Todd Stern, chief negotiator for the United States at the Paris climate conference, has a question for climate change deniers in the Trump administra­tion: "What if you're wrong?"

Stern was speaking March 24 at an environmen­tal conference in Burlington, where he described the arduous process that led to the Paris climate accord. He called the climate pact a "paradigm shift" in the global effort to curb the carbon emissions that are causing climate change. At the same time he warned of the dangers to the internatio­nal effort if President Trump carries out promised actions to reverse progress on climate change achieved by the Obama administra­tion.

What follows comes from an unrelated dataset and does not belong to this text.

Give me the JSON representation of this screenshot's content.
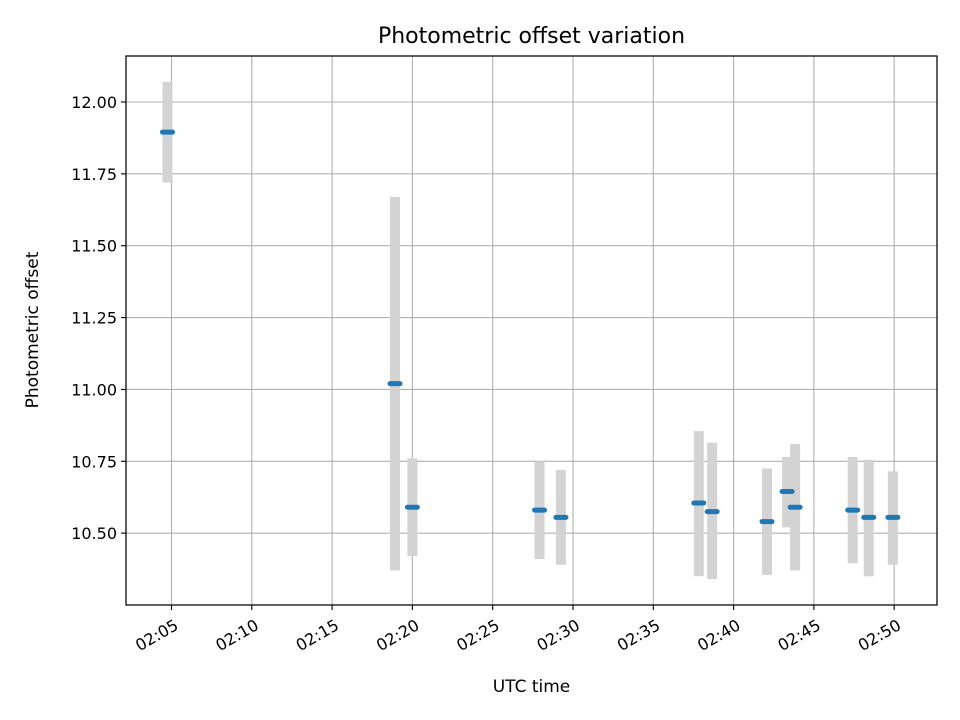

Trump took one of those actions March 28, signing an executive order to roll back one of President Barack Obama's most important climate change initiative­s — the Clean Power Plan. It was the rule requiring coal-burning power plants to employ technology curbing carbon emissions or shut down. Trump wants to end that mandate, freeing plants to burn coal with impunity and without regard to carbon emissions. It's part of his plan to bring jobs back to coal country. But even leaders of the coal industry say that the Trump changes are unlikely to bring back coal jobs. Coal has fallen into disfavor among power companies because of the abundance of natural gas, which is cheaper.

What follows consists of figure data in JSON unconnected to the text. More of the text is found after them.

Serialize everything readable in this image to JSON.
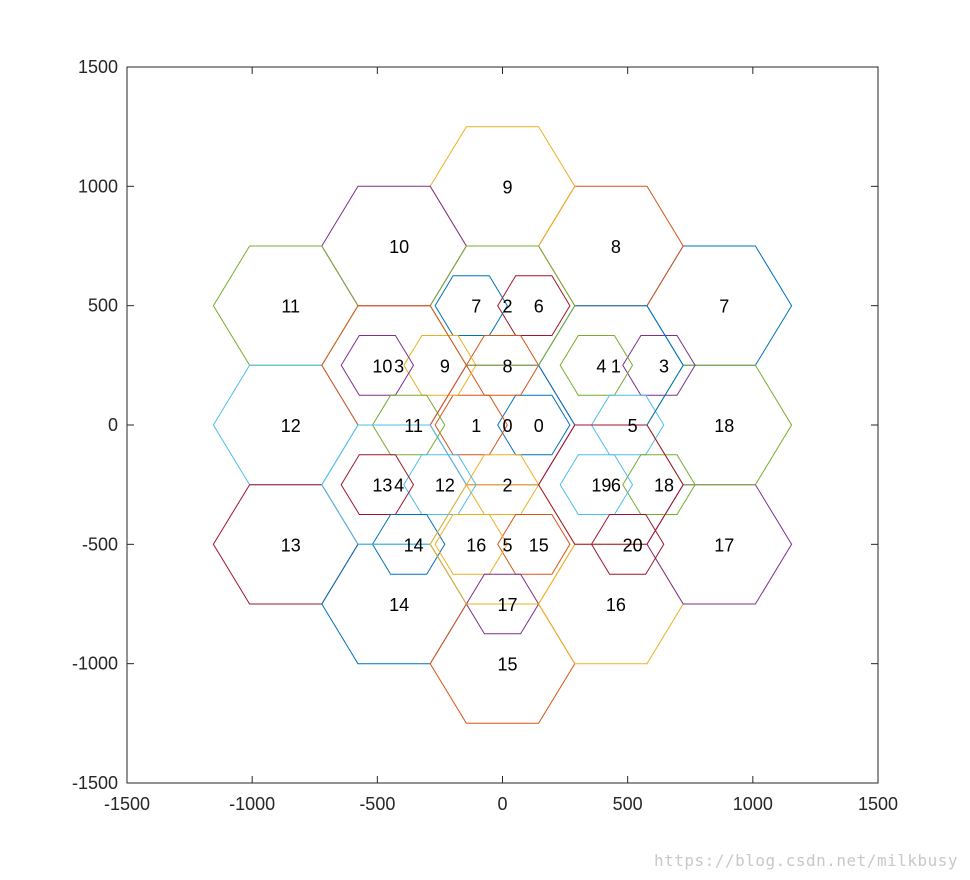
{
  "watermark": "https://blog.csdn.net/milkbusy",
  "chart_data": {
    "type": "line",
    "title": "",
    "xlabel": "",
    "ylabel": "",
    "xlim": [
      -1500,
      1500
    ],
    "ylim": [
      -1500,
      1500
    ],
    "xticks": [
      -1500,
      -1000,
      -500,
      0,
      500,
      1000,
      1500
    ],
    "yticks": [
      -1500,
      -1000,
      -500,
      0,
      500,
      1000,
      1500
    ],
    "grid": false,
    "box": true,
    "palette": [
      "#0072BD",
      "#D95319",
      "#EDB120",
      "#7E2F8E",
      "#77AC30",
      "#4DBEEE",
      "#A2142F"
    ],
    "series": [
      {
        "group": "large",
        "radius": 288.68,
        "cells": [
          {
            "label": "7",
            "x": 866,
            "y": 500,
            "color": "#0072BD"
          },
          {
            "label": "8",
            "x": 433,
            "y": 750,
            "color": "#D95319"
          },
          {
            "label": "9",
            "x": 0,
            "y": 1000,
            "color": "#EDB120"
          },
          {
            "label": "10",
            "x": -433,
            "y": 750,
            "color": "#7E2F8E"
          },
          {
            "label": "11",
            "x": -866,
            "y": 500,
            "color": "#77AC30"
          },
          {
            "label": "12",
            "x": -866,
            "y": 0,
            "color": "#4DBEEE"
          },
          {
            "label": "13",
            "x": -866,
            "y": -500,
            "color": "#A2142F"
          },
          {
            "label": "14",
            "x": -433,
            "y": -750,
            "color": "#0072BD"
          },
          {
            "label": "15",
            "x": 0,
            "y": -1000,
            "color": "#D95319"
          },
          {
            "label": "16",
            "x": 433,
            "y": -750,
            "color": "#EDB120"
          },
          {
            "label": "17",
            "x": 866,
            "y": -500,
            "color": "#7E2F8E"
          },
          {
            "label": "18",
            "x": 866,
            "y": 0,
            "color": "#77AC30"
          }
        ]
      },
      {
        "group": "small",
        "radius": 144.34,
        "cells": [
          {
            "label": "0",
            "x": 125,
            "y": 0,
            "color": "#0072BD"
          },
          {
            "label": "1",
            "x": -125,
            "y": 0,
            "color": "#D95319"
          },
          {
            "label": "2",
            "x": 0,
            "y": -250,
            "color": "#EDB120"
          },
          {
            "label": "3",
            "x": 625,
            "y": 250,
            "color": "#7E2F8E"
          },
          {
            "label": "4",
            "x": 375,
            "y": 250,
            "color": "#77AC30"
          },
          {
            "label": "5",
            "x": 500,
            "y": 0,
            "color": "#4DBEEE"
          },
          {
            "label": "6",
            "x": 125,
            "y": 500,
            "color": "#A2142F"
          },
          {
            "label": "7",
            "x": -125,
            "y": 500,
            "color": "#0072BD"
          },
          {
            "label": "8",
            "x": 0,
            "y": 250,
            "color": "#D95319"
          },
          {
            "label": "9",
            "x": -250,
            "y": 250,
            "color": "#EDB120"
          },
          {
            "label": "10",
            "x": -500,
            "y": 250,
            "color": "#7E2F8E"
          },
          {
            "label": "11",
            "x": -375,
            "y": 0,
            "color": "#77AC30"
          },
          {
            "label": "12",
            "x": -250,
            "y": -250,
            "color": "#4DBEEE"
          },
          {
            "label": "13",
            "x": -500,
            "y": -250,
            "color": "#A2142F"
          },
          {
            "label": "14",
            "x": -375,
            "y": -500,
            "color": "#0072BD"
          },
          {
            "label": "15",
            "x": 125,
            "y": -500,
            "color": "#D95319"
          },
          {
            "label": "16",
            "x": -125,
            "y": -500,
            "color": "#EDB120"
          },
          {
            "label": "17",
            "x": 0,
            "y": -750,
            "color": "#7E2F8E"
          },
          {
            "label": "18",
            "x": 625,
            "y": -250,
            "color": "#77AC30"
          },
          {
            "label": "19",
            "x": 375,
            "y": -250,
            "color": "#4DBEEE"
          },
          {
            "label": "20",
            "x": 500,
            "y": -500,
            "color": "#A2142F"
          }
        ]
      },
      {
        "group": "medium",
        "radius": 288.68,
        "cells": [
          {
            "label": "0",
            "x": 0,
            "y": 0,
            "color": "#7E2F8E"
          },
          {
            "label": "1",
            "x": 433,
            "y": 250,
            "color": "#0072BD"
          },
          {
            "label": "2",
            "x": 0,
            "y": 500,
            "color": "#77AC30"
          },
          {
            "label": "3",
            "x": -433,
            "y": 250,
            "color": "#D95319"
          },
          {
            "label": "4",
            "x": -433,
            "y": -250,
            "color": "#4DBEEE"
          },
          {
            "label": "5",
            "x": 0,
            "y": -500,
            "color": "#EDB120"
          },
          {
            "label": "6",
            "x": 433,
            "y": -250,
            "color": "#A2142F"
          }
        ]
      }
    ]
  }
}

The Clean Power Plan, together with more stringent mileage standards for U.S. cars and trucks, formed an essential part of the climate change strategy that the United States had adopted to meet the goals of the Paris climate accord. Stern warned that for the United States to abandon its goals would cause "huge collateral damage with respect to other foreign policy goals." More than 190 nations have signed on to the Paris accord. Significan­tly, these include China, the largest emitter of carbon dioxide. For the United States to back out threatens to unravel the entire internatio­nal effort.